We’re the favourites, says Swann, despite a record run target
SPINNER Graeme Swann insists England will resume this morning as favourites to win the first Test in Sri Lanka, despite needing to achieve their highest ever run chase in 135 years of cricket history.
The tourists also lost openers Alastair Cook and Andrew Strauss early in their second innings, although batsmen Kevin Pietersen and Jonathan Trott guided England to 111-2, 229 runs behind the hosts.
Earlier on day three Sri Lanka had frustrated England by putting on 87 for the last two wickets to reach 214, meaning Strauss’s men must eclipse by eight runs the 332 chased down against Australia in 1928 to win.
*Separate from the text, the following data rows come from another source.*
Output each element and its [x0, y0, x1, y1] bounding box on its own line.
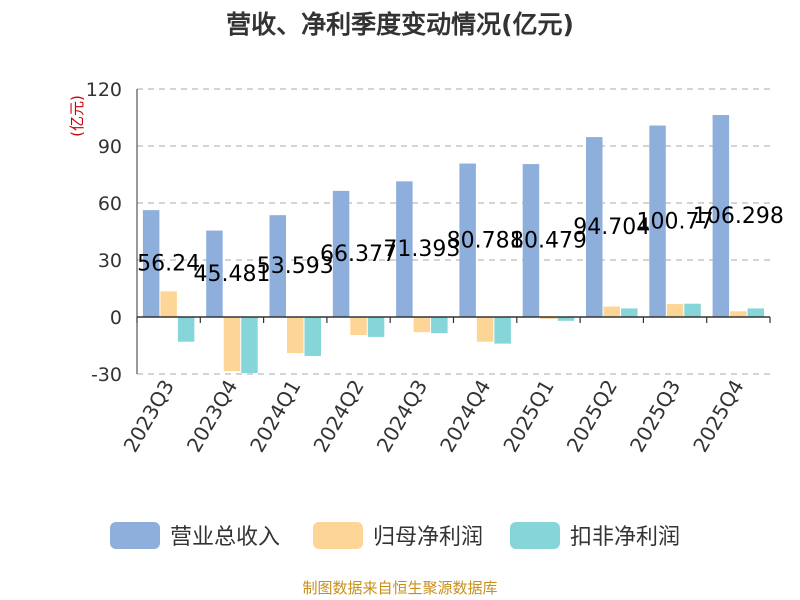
legend-swatch [110, 522, 160, 549]
data-label: 56.24 [137, 252, 200, 277]
bar-revenue [649, 125, 666, 317]
legend-swatch [313, 522, 363, 549]
bar-revenue [396, 181, 413, 317]
bar-deducted-net-profit [494, 317, 511, 344]
data-label: 80.479 [510, 229, 587, 254]
bar-revenue [459, 163, 476, 317]
y-axis-unit: (亿元) [68, 95, 86, 137]
x-tick-label: 2024Q3 [372, 376, 432, 457]
bar-deducted-net-profit [621, 308, 638, 317]
y-tick-label: -30 [91, 364, 122, 386]
y-tick-label: 30 [98, 250, 122, 272]
bar-net-profit [540, 317, 557, 319]
legend-swatch [510, 522, 560, 549]
bar-deducted-net-profit [241, 317, 258, 374]
bar-revenue [586, 137, 603, 317]
bar-deducted-net-profit [557, 317, 575, 321]
data-label: 71.393 [383, 237, 460, 262]
data-label: 53.593 [257, 254, 334, 279]
bar-revenue [712, 115, 730, 317]
bar-net-profit [476, 317, 494, 342]
bar-revenue [142, 210, 160, 317]
legend-label: 营业总收入 [170, 525, 280, 550]
x-tick-label: 2025Q3 [625, 376, 685, 457]
bar-net-profit [666, 304, 684, 317]
y-tick-label: 120 [86, 79, 122, 101]
y-tick-label: 90 [98, 136, 122, 158]
bar-deducted-net-profit [431, 317, 448, 334]
x-tick-label: 2024Q1 [245, 376, 305, 457]
bar-revenue [206, 230, 223, 317]
bar-net-profit [350, 317, 367, 336]
y-tick-label: 60 [98, 193, 122, 215]
bar-net-profit [603, 306, 620, 317]
legend: 营业总收入 归母净利润 扣非净利润 [110, 522, 680, 550]
data-label: 100.77 [637, 209, 714, 234]
x-tick-label: 2025Q2 [562, 376, 622, 457]
bar-deducted-net-profit [304, 317, 321, 356]
source-note: 制图数据来自恒生聚源数据库 [302, 579, 497, 597]
bar-revenue [332, 190, 350, 317]
data-label: 80.781 [447, 228, 524, 253]
bar-deducted-net-profit [177, 317, 195, 342]
data-label: 45.481 [193, 262, 270, 287]
bar-net-profit [160, 291, 177, 317]
bar-net-profit [730, 311, 747, 317]
bar-net-profit [287, 317, 304, 354]
chart-title: 营收、净利季度变动情况(亿元) [226, 10, 574, 39]
bar-deducted-net-profit [367, 317, 385, 337]
x-tick-label: 2023Q3 [119, 376, 179, 457]
x-tick-label: 2025Q4 [688, 376, 748, 457]
data-label: 66.377 [320, 242, 397, 267]
bar-net-profit [223, 317, 241, 372]
legend-label: 扣非净利润 [570, 525, 680, 550]
bars-layer [142, 115, 765, 374]
bar-deducted-net-profit [747, 308, 765, 317]
data-label: 106.298 [693, 204, 784, 229]
legend-label: 归母净利润 [373, 525, 483, 550]
bar-deducted-net-profit [684, 303, 701, 317]
data-labels-layer: 56.2445.48153.59366.37771.39380.78180.47… [137, 204, 784, 287]
bar-net-profit [413, 317, 431, 333]
x-tick-label: 2023Q4 [182, 376, 242, 457]
x-tick-label: 2025Q1 [498, 376, 558, 457]
x-tick-label: 2024Q4 [435, 376, 495, 457]
bar-revenue [269, 215, 286, 317]
data-label: 94.704 [573, 215, 650, 240]
y-tick-label: 0 [110, 307, 122, 329]
bar-revenue [522, 164, 540, 317]
x-tick-label: 2024Q2 [308, 376, 368, 457]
It would be only the fourth time England have successfully chased more than 300, and with a batting line-up that has exceeded 200 only twice in seven winter innings.
But Swann said: “I’d say we’re just favourites. I don’t like statistics. Just because somebody won a game in 1912 chasing 290 or someone got 350 in the Kerry Packer era doesn’t mean anything. This is 2012. History is there to be rewritten.”
Sri Lanka’s Prasanna Jayawardene disagreed: “We have the psychological advantage because they need to score more than 300.”
Swann completed his 12th five-for after Sri Lanka resumed on 84-5, and the hosts might have been dismissed for 167, had paceman Stuart Broad not been belatedly penalised for a no-ball, having caught and bowled wicketkeeper Jayawardene.
That would have set England a more attainable target of 293, but instead the hosts magnified England’s frustration by adding 47, Jayawardene contributing a damaging 61 not out.
Cook (14) and Strauss (27) both fell to nemesis Rangana Herath, who claimed six first-innings scalps, after tea, but Trott (40 no) and Pietersen (29 no) gave England faint hope.